Salvini e Di Maio soffiano sull’emergenza, qualche imbarazzo tra i 5 Stelle
Non più solo le opposizioni di sinistra, ma anche associazioni nazionali e internazionali, qualche voce da Forza Italia e persino dagli altrimenti allineati 5 Stelle avverte Matteo Salvini che non può continuare a soffiare sul fuoco del razzismo. Dopo mesi di propaganda leghista la reazione del paese è chiara, l’aggressione di cui è stata vittima l’atleta che indossa i colori della nazionale è solo quella più eclatante, non la più tragica né la più violenta. Ma per il ministro dell’interno il clamore è solo l’occasione per confermare il successo della sua strategia di comunicazione, in massima parte affidata ai social. Di fronte alla denuncia di Daisy Osakue, l’unico barlume di umanità di Salvini è nascosto in un formale comunicato stampa – le fa gli auguri e dice che vorrebbe andarla a trovare -, su twitter e facebook la musica è diversa. La solita: «La sinistra sconfitta usa ogni mezzo pur di attaccarmi e non mollare il potere #ionomollo».
Emergenza razzismo come invenzione della sinistra, citazione del boia chi molla appena un po’ travisata, come lo slogan mussoliniano «molti nemici molto onore» citato quasi alla lettera il giorno prima. E poi la foto con la maglietta simbolo dell’ultradestra, venduta accanto a simboli nazifascisti che il ministro dell’interno dovrebbe preoccuparsi di sequestrare più che esibire. Su twitter e facebook gli allarmi per le aggressioni ai neri sono «sciocchezze», l’unico dolore di cui si trova traccia è quello per il pastore tedesco anti terremoti avvelenato all’Aquila. Ma Salvini – che pensa che «di certo l’immigrazione di massa permessa dalla sinistra negli ultimi anni non ha aiutato» – al governo non è affatto isolato.
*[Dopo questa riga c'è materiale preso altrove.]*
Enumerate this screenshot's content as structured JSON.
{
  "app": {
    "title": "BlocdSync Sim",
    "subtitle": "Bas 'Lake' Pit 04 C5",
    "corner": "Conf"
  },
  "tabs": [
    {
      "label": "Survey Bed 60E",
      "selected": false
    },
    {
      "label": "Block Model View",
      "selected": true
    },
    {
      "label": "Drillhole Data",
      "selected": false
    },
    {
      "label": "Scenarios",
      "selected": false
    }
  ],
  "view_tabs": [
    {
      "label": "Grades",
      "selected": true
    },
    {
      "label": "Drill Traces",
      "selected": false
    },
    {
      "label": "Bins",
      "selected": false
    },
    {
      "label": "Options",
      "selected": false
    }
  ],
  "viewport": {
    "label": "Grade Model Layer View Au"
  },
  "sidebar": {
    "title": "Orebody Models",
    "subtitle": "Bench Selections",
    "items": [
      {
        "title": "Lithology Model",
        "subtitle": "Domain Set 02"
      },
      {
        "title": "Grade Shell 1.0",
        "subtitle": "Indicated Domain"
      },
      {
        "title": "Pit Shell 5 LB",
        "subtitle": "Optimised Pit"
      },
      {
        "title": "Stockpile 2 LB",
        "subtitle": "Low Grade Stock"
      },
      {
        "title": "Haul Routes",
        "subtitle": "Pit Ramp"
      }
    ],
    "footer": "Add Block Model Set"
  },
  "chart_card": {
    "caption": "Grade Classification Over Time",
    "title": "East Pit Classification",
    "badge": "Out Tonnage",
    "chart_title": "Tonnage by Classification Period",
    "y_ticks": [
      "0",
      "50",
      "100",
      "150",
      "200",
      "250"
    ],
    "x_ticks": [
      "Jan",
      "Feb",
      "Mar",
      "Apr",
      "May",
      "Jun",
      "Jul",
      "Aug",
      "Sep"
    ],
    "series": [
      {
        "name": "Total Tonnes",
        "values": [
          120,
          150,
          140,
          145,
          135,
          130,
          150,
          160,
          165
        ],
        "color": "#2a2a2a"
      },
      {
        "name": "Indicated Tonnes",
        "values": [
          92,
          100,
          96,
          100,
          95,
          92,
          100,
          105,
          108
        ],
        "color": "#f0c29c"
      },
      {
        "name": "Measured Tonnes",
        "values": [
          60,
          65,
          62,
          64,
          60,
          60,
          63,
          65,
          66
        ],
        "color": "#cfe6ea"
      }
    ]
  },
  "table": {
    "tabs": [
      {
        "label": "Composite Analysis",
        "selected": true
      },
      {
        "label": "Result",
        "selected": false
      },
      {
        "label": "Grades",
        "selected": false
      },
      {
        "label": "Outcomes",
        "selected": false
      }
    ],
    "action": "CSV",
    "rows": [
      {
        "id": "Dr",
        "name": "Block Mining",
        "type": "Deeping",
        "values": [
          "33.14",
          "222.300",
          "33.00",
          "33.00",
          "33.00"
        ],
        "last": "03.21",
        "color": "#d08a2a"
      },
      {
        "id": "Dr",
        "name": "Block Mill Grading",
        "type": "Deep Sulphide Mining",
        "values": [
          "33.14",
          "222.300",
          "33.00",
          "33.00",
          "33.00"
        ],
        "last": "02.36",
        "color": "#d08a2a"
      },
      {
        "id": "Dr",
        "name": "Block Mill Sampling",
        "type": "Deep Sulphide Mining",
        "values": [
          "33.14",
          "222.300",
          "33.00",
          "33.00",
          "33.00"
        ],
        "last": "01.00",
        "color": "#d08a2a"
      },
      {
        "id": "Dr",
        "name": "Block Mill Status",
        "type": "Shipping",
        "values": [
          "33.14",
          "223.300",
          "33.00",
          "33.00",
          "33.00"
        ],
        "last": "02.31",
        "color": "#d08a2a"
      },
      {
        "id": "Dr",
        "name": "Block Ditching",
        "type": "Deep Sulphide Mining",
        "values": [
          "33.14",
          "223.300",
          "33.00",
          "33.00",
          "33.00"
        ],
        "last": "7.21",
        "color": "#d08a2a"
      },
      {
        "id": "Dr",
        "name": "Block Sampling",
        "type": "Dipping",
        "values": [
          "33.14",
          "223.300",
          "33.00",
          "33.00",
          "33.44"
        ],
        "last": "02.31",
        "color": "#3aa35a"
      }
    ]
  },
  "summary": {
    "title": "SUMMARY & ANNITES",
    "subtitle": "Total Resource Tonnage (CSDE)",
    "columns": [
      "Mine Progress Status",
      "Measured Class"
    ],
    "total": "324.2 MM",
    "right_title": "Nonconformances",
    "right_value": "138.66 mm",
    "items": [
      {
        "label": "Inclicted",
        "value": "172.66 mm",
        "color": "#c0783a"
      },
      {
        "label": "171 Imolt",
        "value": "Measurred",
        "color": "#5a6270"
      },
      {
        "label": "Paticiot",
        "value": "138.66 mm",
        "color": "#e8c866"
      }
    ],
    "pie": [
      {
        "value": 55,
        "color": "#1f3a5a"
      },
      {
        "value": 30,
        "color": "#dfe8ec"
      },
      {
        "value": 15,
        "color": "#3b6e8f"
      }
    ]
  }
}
La dichiarazione di Di Maio, perfezionata nel corso della giornata e dunque studiata con cura, è un capolavoro di benaltrismo. «Non credo che in questo paese ci sia un allarme razzismo. Qualcuno per sentirsi un po’ di sinistra, perché non lo è più, deve attaccare Salvini», dice il pluriministro al mattino. E poi in serata «solidarietà a Daisy Osakue, ma non si usino questi episodi per attaccare il governo». Per chiarezza il vice premier junior aggiunge nella stessa riflessione altri due omaggi alle campagne leghiste: «Il sovranismo non è un reato, sovranità è una bella parola» e «la riforma della legittima difesa non è una liberalizzazione delle armi».
La novità è che aumentano le voci contrarie tra i 5 Stelle. Non più solo le abituali prese di distanza del presidente della camera Fico – «qualsiasi episodio di razzismo, fosse anche uno solo, va combattuto senza se e senza ma» – dagli avamposti grillini c’è chi individua il problema che Di Maio non vuol vedere: le responsabilità di governo. «Tutti noi, a partire dal mondo politico, abbiamo la responsabilità di creare un argine a questi inaccettabili quanto vili episodi. Dobbiamo farlo, in primis, smettendo di soffiare sul fuoco attraverso slogan e spauracchi, che appartengono a periodi bui della nostra democrazia» scrive il sottosegretario alla presidenza del Consiglio Vincenzo Spadafora, pure assai vicino a Di Maio. «In Italia c’è un’emergenza razzismo come c’è stata in passato – aggiunge il sottosegretario all’istruzione Lorenzo Fioramonti -, chi ricopre incarichi istituzionali deve pesare le parole perché creano effetto sdoganamento e imitazione». «C’è una responsabilità politica per quanto sta accadendo, il continuo dipingere il diverso come causa di ogni male per avere qualche voto o vendere qualche copia in più dà coraggio a questi razzisti», scrive su facebook il senatore M5S ligure Matteo Mantero, esponendosi agli attacchi dei suoi «amici».
Il presidente della Repubblica affronta il tema solo indirettamente, parla della «nuova schiavitù» di cui sono vittima i migranti. Ma è la terza dichiarazioni di seguito con la quale Sergio Mattarella propone una pedagogia opposta a quella del ministro dell’interno. Interviene anche la magistratura, prima la corrente di sinistra Area: «Il razzismo non è un’opinione, è un crimine». Poi l’intera Associazione nazionale magistrati per esprimere «grande preoccupazione e massima attenzione». Persino il leghista, non salviniano, Roberto Calderoli testimonia «sdegno» verso «i cretini e i violenti che discriminano solo per il colore della pelle».
Apprezzabile ravvedimento, se non solo una strategia processuale: a settembre dovrà essere giudicato per aver paragonato l’ex ministra Kyenge a un orango.